Following last week’s report on the fallout from UBS’s rescue takeover of Credit Suisse, it’s interesting to see that Switzerland is now introducing legislation apparently designed to help reduce the reputational damage the country has suffered as a financial haven as a result of the Russian invasion of Ukraine and other issues. Karin Keller-Sutter, head of the Federal Department of Finance, launched a consultation procedure at the end of August 2023 focused “on strengthening the anti-money laundering framework”. The draft proposals include a federal register of companies and legal entities in Switzerland, including their beneficial owners, accessible to professionals and enforcement officials. Other proposals include enhanced due diligence on some consulting activities, and strengthening anti-money-laundering rules, especially around sanctions evasion. Greater scrutiny will be introduced on real estate assets, and cash payments in precious metals will be restricted.

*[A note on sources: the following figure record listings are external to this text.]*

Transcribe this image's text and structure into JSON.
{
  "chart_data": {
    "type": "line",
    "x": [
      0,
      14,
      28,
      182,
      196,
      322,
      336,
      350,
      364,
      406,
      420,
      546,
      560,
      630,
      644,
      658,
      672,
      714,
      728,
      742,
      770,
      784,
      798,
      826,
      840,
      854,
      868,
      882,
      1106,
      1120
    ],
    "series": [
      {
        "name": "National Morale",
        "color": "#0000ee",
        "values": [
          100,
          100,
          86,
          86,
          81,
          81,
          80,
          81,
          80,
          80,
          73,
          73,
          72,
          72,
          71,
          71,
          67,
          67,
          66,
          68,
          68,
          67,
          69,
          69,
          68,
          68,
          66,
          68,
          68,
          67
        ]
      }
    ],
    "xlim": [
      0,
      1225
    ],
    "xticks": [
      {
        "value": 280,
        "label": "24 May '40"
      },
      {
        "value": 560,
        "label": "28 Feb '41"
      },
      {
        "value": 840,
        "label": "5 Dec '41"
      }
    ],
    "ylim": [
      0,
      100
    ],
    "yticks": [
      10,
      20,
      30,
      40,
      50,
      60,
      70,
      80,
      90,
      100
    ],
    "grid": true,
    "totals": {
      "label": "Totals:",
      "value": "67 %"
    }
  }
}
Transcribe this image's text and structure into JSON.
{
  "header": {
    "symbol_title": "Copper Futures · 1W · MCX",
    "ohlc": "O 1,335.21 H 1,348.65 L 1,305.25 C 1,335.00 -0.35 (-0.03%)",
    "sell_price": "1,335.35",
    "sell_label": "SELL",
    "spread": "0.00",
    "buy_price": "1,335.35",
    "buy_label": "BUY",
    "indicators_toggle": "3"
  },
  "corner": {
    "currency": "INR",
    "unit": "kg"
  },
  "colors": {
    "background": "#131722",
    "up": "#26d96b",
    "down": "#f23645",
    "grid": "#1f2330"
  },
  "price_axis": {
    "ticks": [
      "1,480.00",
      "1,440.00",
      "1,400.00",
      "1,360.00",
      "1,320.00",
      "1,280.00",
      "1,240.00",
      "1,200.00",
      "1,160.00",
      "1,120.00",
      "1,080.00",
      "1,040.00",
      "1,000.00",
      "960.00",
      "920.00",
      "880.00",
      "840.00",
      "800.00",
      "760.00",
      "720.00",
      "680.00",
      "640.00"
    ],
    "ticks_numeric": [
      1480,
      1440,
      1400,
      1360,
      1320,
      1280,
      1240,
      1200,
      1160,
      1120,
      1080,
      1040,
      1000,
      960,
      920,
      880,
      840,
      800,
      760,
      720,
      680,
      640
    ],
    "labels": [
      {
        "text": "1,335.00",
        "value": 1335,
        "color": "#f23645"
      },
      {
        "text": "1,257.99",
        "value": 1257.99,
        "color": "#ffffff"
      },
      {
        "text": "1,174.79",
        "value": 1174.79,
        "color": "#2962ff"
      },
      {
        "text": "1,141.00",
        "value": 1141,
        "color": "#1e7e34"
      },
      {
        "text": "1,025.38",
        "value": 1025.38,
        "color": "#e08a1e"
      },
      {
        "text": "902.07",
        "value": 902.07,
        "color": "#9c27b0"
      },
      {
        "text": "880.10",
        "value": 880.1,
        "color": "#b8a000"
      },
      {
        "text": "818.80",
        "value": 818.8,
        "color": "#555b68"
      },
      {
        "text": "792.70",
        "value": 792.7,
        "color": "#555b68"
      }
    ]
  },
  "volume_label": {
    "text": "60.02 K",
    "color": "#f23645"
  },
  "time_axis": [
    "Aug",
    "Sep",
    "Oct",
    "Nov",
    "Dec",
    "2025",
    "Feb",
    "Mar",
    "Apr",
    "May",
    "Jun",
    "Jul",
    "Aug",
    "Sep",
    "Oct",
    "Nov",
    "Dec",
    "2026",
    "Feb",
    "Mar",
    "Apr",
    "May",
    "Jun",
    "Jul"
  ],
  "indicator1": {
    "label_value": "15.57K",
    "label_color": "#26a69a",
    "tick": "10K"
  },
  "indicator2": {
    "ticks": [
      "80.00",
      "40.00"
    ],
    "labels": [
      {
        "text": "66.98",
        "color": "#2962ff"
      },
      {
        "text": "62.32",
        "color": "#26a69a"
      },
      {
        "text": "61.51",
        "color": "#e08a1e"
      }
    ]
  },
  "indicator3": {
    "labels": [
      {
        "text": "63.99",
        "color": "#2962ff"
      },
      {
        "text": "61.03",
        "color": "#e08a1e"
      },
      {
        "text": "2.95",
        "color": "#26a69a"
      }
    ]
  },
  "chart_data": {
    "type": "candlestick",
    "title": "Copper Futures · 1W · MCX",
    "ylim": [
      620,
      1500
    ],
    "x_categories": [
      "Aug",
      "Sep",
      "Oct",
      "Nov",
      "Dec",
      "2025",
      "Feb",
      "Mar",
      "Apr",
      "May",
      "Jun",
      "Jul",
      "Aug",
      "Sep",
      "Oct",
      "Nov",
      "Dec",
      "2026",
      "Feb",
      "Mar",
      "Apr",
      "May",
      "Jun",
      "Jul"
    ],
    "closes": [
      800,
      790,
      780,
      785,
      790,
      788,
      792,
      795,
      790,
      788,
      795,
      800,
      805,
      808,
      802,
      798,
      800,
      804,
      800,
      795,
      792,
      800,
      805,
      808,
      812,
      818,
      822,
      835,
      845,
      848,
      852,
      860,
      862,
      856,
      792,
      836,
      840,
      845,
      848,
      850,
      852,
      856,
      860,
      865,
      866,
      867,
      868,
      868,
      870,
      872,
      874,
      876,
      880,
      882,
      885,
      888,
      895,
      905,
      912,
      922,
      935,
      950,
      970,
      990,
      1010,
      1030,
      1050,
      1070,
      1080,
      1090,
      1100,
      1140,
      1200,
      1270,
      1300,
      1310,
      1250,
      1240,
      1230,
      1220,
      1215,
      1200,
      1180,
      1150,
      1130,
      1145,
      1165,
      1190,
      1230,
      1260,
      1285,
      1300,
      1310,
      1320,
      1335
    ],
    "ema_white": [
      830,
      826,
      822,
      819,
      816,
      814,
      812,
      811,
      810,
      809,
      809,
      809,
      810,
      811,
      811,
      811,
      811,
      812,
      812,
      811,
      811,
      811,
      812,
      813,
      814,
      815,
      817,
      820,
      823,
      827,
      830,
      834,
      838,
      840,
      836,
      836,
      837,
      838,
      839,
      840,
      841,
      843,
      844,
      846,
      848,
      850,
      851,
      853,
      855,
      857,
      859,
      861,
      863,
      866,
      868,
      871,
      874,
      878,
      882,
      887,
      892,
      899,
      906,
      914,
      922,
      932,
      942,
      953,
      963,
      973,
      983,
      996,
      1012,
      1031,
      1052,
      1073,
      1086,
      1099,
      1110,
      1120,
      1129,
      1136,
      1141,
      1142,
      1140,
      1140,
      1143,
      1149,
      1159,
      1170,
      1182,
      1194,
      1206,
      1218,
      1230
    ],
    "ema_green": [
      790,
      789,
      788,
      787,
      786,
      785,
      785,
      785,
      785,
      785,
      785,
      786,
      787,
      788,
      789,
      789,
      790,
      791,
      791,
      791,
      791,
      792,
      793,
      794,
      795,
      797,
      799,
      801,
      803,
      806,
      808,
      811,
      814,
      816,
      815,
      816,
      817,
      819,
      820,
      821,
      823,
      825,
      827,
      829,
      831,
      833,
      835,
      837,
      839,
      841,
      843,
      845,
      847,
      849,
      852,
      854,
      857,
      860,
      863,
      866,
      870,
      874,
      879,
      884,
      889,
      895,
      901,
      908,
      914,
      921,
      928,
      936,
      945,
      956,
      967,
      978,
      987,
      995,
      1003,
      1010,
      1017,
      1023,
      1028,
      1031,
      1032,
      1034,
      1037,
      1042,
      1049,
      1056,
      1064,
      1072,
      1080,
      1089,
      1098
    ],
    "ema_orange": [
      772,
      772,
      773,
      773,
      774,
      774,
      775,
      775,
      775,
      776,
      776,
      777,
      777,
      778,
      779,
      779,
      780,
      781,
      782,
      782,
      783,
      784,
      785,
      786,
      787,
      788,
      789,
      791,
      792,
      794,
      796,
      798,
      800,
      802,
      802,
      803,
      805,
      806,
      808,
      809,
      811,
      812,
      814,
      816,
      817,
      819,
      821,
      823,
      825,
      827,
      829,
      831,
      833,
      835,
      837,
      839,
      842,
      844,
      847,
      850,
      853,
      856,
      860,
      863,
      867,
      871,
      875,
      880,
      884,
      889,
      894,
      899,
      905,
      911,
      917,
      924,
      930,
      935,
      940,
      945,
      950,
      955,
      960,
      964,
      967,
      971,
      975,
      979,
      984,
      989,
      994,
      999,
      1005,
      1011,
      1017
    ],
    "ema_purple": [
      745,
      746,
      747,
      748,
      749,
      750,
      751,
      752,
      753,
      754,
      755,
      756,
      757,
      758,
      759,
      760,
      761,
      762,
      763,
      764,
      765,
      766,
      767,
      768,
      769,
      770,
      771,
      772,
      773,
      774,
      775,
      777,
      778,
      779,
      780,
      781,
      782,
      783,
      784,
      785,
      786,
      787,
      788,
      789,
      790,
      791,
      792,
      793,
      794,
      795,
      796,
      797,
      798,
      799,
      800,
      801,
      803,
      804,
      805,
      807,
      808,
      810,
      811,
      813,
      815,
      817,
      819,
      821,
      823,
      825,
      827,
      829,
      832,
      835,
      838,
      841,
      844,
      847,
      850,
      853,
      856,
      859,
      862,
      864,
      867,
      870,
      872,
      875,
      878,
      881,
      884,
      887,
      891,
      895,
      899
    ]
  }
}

These measures might spare the Swiss government and financial system from such embarrassing headlines as the conviction in Zurich in March of four bankers for assisting a close associate of Vladimir Putin in depositing millions of Swiss francs – transactions revealed in the Panama Papers. However, doubts have already emerged about the strength and enforcement of any final legislation. The draft proposals have been submitted for open consultation until end November 2023, prior to the submission of a final bill to the federal parliament in 2024, and expectations are that pressure from financial players may lead to their dilution.
So just how effective will these regulations be? That partly depends on their real intention. Swiss government materials state that their aim is “to reinforce the integrity and competitiveness of Switzerland as a financial and business location”, but much of their intent is surely to reinforce Switzerland’s tarnished reputation as a clean and scrupulously managed foreign wealth management business centre. That raises the intriguing question of how much of the roughly US$2.4 trillion of foreign wealth domiciled and managed in Switzerland is there precisely because the beneficial owners of trusts and corporate entities in the country didn’t need to be registered? And how much can Switzerland continue to get by purely on its reputation for solid asset management if its regulatory laxity is out of the picture? Then there’s the fact that you have investor groups in Switzerland, Asia, and elsewhere now suing over the money they lost in the government-backed forced merger of UBS with Credit Suisse. It may need more than a few regulatory tweaks to cure the reputational damage that Switzerland has suffered.